I've been thinking of an idea that has leapt unbidden to mind, which combines something from a blog post by Daniel Solis from over a year ago (it took me a little while to find the post to prove to myself that I wasn't imagining it) with one of my experiments from about the same time.

So, my part of the idea was trying to make a tile-laying game where you build a sort of kingdom, with resources from one tile allowing the placement of other tiles nearby.  The bit from Daniel was to use standard-sized playing cards as the tiles, which would work as squares but with an additional tab on one side to make up the rest of the rectangle.
A beautiful and bountiful landscape spreads itself before us.

I've not got very far with this yet, but at the moment I'm toying with the tabs showing a resource that the square produces.  When the tab gets covered over by another card, that square stops providing that resource, though you may have been able to place a marker onto it to allow the square to continue producing (like adding a mine or farm).  Probably there should be a rule to prevent the tabs getting covered too soon -- maybe you can only cover the tab after the other three sides of the square connect to something.
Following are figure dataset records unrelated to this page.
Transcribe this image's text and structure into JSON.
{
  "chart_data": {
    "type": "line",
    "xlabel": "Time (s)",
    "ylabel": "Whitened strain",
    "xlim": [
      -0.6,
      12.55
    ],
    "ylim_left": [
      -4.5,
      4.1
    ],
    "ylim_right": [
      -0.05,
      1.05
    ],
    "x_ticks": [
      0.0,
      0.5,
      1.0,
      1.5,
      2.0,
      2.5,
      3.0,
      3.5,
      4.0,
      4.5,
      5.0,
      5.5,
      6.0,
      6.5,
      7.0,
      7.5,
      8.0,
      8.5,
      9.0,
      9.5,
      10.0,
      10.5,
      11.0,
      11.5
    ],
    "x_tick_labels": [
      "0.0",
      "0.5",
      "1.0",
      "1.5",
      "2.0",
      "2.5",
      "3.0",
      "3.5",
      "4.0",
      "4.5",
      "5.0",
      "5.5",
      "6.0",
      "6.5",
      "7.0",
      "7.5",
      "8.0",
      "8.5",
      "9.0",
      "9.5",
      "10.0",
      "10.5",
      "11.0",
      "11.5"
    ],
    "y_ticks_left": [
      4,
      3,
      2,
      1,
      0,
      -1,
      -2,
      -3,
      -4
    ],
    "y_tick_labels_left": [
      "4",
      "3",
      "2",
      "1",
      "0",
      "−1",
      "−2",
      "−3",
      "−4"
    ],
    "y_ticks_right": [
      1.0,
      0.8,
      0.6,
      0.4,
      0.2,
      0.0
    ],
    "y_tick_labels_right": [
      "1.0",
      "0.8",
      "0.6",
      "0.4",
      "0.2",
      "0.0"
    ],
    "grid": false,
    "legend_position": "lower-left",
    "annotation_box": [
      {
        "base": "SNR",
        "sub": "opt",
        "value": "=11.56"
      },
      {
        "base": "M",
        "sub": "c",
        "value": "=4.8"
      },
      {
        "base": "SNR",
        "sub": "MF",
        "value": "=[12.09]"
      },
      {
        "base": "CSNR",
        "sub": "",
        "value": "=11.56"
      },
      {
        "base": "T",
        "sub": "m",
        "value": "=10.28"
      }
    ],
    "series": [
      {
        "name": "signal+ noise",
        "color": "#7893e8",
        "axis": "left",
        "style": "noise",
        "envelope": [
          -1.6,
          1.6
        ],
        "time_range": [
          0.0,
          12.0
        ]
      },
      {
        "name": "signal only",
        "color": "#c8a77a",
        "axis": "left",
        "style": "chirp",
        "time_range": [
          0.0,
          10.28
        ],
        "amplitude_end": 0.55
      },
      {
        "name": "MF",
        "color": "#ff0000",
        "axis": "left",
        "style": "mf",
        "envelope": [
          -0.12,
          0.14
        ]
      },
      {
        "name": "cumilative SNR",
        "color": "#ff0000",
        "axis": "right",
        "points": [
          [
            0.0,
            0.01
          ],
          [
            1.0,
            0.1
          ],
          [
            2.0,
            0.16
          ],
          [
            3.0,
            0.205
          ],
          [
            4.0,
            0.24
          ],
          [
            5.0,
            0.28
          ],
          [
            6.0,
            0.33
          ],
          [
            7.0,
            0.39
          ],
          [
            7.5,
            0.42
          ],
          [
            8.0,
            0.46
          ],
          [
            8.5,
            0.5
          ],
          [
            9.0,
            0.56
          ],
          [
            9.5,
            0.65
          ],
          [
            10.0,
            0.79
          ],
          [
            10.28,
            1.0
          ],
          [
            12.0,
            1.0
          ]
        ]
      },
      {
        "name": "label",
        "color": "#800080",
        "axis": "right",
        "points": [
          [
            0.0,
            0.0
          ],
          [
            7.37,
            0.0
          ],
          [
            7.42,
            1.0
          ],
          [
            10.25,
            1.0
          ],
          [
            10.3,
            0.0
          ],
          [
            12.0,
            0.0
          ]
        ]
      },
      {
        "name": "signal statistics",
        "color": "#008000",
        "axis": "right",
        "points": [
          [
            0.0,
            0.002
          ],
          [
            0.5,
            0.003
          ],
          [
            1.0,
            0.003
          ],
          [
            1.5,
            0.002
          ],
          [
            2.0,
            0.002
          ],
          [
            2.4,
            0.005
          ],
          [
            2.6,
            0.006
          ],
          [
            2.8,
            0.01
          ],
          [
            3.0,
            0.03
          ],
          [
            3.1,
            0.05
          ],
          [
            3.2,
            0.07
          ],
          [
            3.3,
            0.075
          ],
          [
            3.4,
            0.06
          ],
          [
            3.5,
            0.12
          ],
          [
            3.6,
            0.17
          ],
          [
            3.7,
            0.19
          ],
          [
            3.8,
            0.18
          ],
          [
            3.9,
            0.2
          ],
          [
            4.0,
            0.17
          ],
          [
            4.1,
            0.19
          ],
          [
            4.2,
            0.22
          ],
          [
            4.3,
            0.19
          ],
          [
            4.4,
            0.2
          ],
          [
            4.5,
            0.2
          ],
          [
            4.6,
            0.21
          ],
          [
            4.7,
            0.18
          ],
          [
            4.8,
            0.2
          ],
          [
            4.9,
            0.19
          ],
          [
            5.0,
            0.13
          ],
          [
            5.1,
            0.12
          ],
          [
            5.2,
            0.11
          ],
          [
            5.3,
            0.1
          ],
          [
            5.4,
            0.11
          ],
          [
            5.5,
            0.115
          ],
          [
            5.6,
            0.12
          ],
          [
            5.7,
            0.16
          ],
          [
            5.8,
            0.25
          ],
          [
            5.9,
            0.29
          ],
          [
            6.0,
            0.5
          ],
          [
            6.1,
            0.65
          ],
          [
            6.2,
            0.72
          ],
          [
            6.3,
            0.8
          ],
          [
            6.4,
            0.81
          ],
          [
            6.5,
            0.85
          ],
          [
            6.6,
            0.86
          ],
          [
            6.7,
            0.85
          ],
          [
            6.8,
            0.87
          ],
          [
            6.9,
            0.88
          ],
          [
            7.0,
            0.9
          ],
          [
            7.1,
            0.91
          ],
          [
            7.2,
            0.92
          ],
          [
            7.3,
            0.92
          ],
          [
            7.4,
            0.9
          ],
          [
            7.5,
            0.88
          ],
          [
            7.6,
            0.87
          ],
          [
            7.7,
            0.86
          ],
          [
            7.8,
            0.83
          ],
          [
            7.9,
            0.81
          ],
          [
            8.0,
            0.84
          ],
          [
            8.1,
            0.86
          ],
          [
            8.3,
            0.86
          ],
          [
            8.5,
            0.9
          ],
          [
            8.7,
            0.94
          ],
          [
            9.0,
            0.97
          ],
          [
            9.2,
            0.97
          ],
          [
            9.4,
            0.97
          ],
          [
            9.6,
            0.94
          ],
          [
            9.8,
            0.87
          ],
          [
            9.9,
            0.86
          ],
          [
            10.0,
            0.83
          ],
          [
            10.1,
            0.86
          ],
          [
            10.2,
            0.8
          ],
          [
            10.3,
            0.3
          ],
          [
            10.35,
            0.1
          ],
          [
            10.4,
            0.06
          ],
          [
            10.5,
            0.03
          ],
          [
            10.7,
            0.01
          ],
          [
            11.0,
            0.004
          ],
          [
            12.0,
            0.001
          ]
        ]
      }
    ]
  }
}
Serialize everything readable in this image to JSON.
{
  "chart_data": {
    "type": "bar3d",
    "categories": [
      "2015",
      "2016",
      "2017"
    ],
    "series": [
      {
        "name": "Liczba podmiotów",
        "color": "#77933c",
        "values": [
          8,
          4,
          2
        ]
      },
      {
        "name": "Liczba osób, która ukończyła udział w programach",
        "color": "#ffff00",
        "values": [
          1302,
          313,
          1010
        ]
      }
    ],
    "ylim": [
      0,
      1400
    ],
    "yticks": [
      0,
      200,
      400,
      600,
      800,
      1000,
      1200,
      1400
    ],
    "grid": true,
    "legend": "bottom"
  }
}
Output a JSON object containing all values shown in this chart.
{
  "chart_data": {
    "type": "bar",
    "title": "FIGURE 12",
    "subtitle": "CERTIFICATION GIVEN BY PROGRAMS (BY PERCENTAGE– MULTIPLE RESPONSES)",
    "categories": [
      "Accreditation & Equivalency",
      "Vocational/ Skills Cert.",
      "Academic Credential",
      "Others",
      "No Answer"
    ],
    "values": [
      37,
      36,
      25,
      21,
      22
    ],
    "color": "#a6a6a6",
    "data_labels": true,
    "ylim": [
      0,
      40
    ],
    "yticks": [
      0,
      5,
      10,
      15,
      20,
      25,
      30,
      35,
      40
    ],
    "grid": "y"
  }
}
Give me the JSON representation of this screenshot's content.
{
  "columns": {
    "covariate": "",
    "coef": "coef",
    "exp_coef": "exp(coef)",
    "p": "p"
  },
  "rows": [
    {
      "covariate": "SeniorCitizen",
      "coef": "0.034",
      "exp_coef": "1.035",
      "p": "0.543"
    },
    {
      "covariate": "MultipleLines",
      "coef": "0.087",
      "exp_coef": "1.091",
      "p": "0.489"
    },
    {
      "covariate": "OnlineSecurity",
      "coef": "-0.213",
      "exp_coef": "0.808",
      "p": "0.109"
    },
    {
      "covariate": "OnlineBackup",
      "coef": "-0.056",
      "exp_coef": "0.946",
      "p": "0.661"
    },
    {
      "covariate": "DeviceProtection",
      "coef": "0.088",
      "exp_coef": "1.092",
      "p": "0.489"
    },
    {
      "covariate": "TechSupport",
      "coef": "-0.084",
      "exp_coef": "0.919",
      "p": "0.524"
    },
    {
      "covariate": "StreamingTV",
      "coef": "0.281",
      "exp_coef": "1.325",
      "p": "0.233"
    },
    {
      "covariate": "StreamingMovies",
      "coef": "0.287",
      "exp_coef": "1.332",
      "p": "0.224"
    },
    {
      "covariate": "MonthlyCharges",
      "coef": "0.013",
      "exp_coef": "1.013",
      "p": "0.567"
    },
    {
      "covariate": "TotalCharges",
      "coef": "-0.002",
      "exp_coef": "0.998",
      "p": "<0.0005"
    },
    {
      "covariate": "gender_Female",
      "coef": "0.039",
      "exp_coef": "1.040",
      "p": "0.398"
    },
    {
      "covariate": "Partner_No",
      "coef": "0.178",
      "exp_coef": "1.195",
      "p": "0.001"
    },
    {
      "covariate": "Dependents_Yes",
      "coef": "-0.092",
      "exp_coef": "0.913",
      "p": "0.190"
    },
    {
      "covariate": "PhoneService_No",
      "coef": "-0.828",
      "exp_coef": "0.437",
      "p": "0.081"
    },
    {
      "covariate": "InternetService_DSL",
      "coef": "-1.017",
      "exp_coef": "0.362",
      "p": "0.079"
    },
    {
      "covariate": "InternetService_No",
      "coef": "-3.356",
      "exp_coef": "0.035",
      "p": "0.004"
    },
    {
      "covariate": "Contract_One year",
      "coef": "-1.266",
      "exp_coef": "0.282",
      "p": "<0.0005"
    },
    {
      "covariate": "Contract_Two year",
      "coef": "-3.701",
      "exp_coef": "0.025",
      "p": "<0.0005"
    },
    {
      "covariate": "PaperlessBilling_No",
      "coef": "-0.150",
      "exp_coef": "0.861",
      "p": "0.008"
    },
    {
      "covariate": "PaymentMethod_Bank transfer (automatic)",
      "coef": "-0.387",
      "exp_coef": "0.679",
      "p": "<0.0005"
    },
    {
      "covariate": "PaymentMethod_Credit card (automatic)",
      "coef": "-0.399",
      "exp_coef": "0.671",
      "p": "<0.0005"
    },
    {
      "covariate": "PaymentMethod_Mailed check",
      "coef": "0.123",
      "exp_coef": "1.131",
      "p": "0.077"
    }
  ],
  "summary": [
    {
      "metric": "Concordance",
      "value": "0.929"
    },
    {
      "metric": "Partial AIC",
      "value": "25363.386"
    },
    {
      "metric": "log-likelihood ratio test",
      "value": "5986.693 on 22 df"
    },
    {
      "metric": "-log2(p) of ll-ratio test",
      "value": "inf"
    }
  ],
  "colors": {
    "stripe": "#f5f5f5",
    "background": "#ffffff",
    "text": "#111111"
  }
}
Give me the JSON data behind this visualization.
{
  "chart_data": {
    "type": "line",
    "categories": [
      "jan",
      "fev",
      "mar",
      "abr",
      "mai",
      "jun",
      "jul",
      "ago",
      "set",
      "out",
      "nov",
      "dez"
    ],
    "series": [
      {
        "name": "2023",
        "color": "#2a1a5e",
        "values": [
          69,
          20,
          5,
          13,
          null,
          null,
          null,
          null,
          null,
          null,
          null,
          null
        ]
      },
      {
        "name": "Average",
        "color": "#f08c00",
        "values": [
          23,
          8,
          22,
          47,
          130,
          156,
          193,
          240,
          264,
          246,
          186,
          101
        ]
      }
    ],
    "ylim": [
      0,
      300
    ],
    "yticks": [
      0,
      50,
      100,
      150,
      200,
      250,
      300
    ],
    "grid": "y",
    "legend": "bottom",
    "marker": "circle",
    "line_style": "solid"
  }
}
I've made some rough cards with some of my standard blank flashcards (an awesome resource -- every home should have some) and Sharpies, and this all looks at least a bit viable.  Now I need to work out what players can do with this.

More soon, probably.


Show Your Work!

I'm in the middle of reading an interesting book, kind of a motivational thing, by Austin Kleon, called Show Your Work! and, despite only being about a quarter of the way through, I'm already inspired to post something about it here.
Image yoinked from austinkleon.com
So the book is aimed at anyone who is working on creative projects and wanting to share the fruits of their work but not wanting to get heavily into marketing themselves.  It is all very much of the Internet age, and the central premise is that you should not work in secret, but instead work openly, showing what you do to the whole world, helping to build communities, and keep plugging away at what you love doing and keep learning.

One of the key points here is "share something small every day".  I'm not sure I'm in a place to share every day, but it makes sense to me to just share small things and not wait until I have something necessarily "worth sharing".  In that spirit, I'm going to do my best to increase my output on this blog.  I said at the start of the year that I would aim to post at least twice a month, but in the spirit of this book I'll aim for twice a week and see where that takes me.  Hopefully some of it will be of interest to someone.

Here goes...


Knock me down with a feather!

I really didn't expect this, but with the voting finally being wrapped up a few days ago, my entry to the June 24 hour game design contest won!
Run, run, run, run and climb tree, blam!

Actually, this is only a very small contest and for this month, only four people voted, but I got two of those votes and can thus bask in the small amount of glory that is available for a short while.

Of the games that I have submitted over the last few months, this is the one that I am least happy with, mostly because I just didn't have the time to do all the tweaking necessary to be a reasonably balanced game. I'm not sure if I'll continue developing this one, but I may end up reusing the basic mechanic some time.